Any sort of plastic or sheet metel would void the warranty.
I know this isn't completely true because you can buy plastics for transparency printing on inkjets at any business supply store, and they're made by HP, Epson, etc. The plastics I have in mind to print on are artist's acetate, which are not very different and well under the 48mil thickness max of my printer. But what I need to know is what the characteristics of the surface have to be to accept the ink well.
I am fairly certain your printing heads would be at serious risk!

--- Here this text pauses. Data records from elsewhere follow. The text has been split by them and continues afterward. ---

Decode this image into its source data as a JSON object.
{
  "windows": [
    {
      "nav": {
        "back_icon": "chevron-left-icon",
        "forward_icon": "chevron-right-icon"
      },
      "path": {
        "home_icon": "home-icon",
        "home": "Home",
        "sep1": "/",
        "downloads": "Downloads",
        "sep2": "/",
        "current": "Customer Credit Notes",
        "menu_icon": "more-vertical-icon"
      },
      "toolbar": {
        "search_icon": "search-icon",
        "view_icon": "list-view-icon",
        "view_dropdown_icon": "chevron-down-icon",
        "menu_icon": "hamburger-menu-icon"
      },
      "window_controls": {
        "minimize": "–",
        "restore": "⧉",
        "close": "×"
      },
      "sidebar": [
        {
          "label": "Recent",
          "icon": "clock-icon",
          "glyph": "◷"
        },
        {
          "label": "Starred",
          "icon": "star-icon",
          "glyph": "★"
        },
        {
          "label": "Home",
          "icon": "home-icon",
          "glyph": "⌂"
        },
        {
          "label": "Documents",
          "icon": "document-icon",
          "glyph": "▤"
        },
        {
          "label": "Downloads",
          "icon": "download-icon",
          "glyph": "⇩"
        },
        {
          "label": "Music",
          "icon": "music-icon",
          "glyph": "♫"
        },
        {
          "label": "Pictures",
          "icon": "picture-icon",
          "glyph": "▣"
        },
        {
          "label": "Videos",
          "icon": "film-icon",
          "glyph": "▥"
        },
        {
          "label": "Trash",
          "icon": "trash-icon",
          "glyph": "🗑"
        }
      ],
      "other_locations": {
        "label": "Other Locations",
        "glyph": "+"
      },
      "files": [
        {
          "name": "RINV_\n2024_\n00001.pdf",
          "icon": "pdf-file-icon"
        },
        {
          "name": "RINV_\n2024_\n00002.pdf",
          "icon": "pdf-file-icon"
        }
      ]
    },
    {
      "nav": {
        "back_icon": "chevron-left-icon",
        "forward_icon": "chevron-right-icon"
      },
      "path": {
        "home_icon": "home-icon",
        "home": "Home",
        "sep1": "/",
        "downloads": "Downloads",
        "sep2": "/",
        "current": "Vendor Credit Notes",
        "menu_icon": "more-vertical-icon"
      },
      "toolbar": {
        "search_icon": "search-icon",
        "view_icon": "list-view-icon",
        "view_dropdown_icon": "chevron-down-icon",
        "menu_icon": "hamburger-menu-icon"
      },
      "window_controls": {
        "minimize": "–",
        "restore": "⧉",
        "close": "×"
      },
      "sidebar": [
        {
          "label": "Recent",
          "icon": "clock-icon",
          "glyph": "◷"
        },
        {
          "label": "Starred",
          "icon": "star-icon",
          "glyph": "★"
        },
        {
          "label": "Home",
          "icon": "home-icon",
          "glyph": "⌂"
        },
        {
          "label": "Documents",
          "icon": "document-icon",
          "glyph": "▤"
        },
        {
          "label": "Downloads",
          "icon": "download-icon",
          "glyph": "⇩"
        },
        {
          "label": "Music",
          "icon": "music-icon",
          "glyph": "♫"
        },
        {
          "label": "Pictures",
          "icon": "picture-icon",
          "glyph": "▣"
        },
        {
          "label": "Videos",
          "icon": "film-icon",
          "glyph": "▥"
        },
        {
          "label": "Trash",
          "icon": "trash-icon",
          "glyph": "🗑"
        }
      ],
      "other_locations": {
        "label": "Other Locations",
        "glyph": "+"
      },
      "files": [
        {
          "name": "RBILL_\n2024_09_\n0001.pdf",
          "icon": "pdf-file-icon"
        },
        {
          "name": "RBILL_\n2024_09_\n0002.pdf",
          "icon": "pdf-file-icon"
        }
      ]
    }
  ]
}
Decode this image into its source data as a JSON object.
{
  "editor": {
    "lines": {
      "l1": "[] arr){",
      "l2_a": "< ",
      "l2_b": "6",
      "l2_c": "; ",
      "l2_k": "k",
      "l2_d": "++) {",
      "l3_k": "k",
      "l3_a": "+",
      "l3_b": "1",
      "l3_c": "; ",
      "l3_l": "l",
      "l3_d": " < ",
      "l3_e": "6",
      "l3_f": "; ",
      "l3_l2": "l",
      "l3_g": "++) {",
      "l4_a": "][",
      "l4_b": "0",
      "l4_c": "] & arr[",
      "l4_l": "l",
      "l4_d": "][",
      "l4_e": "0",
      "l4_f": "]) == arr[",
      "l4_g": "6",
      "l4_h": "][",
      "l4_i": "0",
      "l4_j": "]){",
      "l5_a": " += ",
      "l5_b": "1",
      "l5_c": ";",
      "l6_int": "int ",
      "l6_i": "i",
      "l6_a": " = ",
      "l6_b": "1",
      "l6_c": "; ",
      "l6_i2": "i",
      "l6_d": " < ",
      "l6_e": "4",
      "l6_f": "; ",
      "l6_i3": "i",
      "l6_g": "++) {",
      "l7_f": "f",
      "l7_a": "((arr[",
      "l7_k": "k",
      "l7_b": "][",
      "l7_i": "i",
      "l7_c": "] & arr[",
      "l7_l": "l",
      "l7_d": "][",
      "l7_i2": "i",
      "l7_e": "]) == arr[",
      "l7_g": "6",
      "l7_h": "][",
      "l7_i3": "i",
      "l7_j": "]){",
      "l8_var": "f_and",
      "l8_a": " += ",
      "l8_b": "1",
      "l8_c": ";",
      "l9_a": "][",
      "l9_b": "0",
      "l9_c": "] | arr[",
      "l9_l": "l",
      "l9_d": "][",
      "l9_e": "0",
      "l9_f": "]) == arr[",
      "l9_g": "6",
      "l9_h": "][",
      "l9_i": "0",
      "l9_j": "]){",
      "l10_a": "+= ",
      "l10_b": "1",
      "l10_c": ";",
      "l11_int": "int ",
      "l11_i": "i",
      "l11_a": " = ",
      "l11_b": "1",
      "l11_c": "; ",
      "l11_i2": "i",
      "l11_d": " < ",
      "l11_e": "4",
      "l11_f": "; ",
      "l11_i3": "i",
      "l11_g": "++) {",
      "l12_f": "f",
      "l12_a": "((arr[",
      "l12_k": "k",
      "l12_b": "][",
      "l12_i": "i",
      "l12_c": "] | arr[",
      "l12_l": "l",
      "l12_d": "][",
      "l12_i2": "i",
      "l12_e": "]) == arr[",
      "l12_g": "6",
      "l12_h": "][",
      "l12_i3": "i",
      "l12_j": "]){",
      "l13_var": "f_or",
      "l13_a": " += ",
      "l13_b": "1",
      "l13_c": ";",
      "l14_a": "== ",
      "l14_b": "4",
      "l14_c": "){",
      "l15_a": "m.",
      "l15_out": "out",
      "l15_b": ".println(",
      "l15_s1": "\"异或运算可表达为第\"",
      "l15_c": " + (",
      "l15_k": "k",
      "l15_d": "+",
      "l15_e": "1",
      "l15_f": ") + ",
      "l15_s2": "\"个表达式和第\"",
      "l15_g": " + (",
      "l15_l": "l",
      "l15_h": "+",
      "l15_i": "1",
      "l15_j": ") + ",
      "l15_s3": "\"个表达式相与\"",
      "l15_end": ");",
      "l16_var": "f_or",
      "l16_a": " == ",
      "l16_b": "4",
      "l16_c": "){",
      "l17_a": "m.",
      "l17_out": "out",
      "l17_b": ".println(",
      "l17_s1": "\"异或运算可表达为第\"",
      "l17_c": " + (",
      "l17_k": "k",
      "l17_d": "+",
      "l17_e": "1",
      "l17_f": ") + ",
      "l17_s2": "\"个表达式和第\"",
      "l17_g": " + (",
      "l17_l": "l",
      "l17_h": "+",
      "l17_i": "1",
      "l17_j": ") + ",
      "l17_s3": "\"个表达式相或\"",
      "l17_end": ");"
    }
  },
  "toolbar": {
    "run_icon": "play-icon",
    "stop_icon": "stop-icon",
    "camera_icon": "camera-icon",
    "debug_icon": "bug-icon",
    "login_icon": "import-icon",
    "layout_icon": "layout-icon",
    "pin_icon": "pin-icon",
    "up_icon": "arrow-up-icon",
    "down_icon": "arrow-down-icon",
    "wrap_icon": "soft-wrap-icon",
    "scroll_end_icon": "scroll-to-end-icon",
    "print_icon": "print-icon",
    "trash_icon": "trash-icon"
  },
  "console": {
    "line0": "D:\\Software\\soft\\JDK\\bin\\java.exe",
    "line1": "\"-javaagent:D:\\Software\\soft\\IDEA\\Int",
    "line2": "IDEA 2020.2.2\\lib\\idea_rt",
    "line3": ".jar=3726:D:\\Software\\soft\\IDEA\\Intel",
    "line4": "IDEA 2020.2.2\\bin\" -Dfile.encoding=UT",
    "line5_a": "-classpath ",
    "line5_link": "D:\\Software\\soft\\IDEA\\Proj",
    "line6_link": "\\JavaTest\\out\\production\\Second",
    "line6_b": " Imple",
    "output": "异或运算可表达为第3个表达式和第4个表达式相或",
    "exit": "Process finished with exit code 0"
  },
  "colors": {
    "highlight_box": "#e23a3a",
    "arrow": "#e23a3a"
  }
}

Based on what? You may be right but I want to base that on specific knowledge not emotional fears. By way of comparison, I've had conversations about darkroom chemical safety with laymen who were concerned about having a darkroom in their house or apartment. Now it's true that some darkroom chemicals are dangerous - some are caustic, some can cause cancer if ingested, etc. But the laymen invariably focussed on the risk of fire hazard and explosion, which are NOT significant hazards for the chemicals I use. So my point is that by understanding these things we can assess risks rationally.
As for cloth, there would be an enormous jamming potential with the rollers.
Plenty of companies sell canvas and linen with special coatings for inkjet printers, and these are almost all less than the maximum thickness the 2200 accepts, so again, I don't think what you say is entirely true. There may be "some" jamming risk but "enormous"?. Keep in mind that the manual-feed on the 2200 is a straight-line path - this is not a Xerox machine or laser printer with a convoluted paper path.
Inks and dyes require a mating surface - which is paramont to their success. Years are spent developing suitable papers. As an illustration, try printing on the BACK of an Ilford Smooth Pearl paper and notice the runny mess you get! This sort of experimentation is very costly in time, materials, and equipment. You are operating beyound the design parameters of your equipment!!!
That's not at all clear. As I already said, I've gotten good results printing on gesso'ed canvas and brown paper bags. Furthermore, "giclee" printers have been inkjet printing on novel materials for 10 years now.
Sort of like taking underwater pictures with a Nikon N90s - and no housing. I don't mean to sound like a smart ass, but the question is almost unanswerable.
Sorry, but that IS a smart ass answer. There are plenty of 3rd parties that make paper and other media for inkjet printing so this can't be some sort of deep dark trade secret. Plenty of photographers develop outside the bounds of their darkroom chemicals, print through water or other media, apply emulsions to non-standard surfaces, use weird things for filters, hand-color or paint prints, use their own tinting chemistry, et cetera, et cetera. No one says THEY are doing the equivalent of underwater photography with an un-housed N90. But in order for them to be successful they need some knowledge of the underlying properties of developers, emulsion, etc.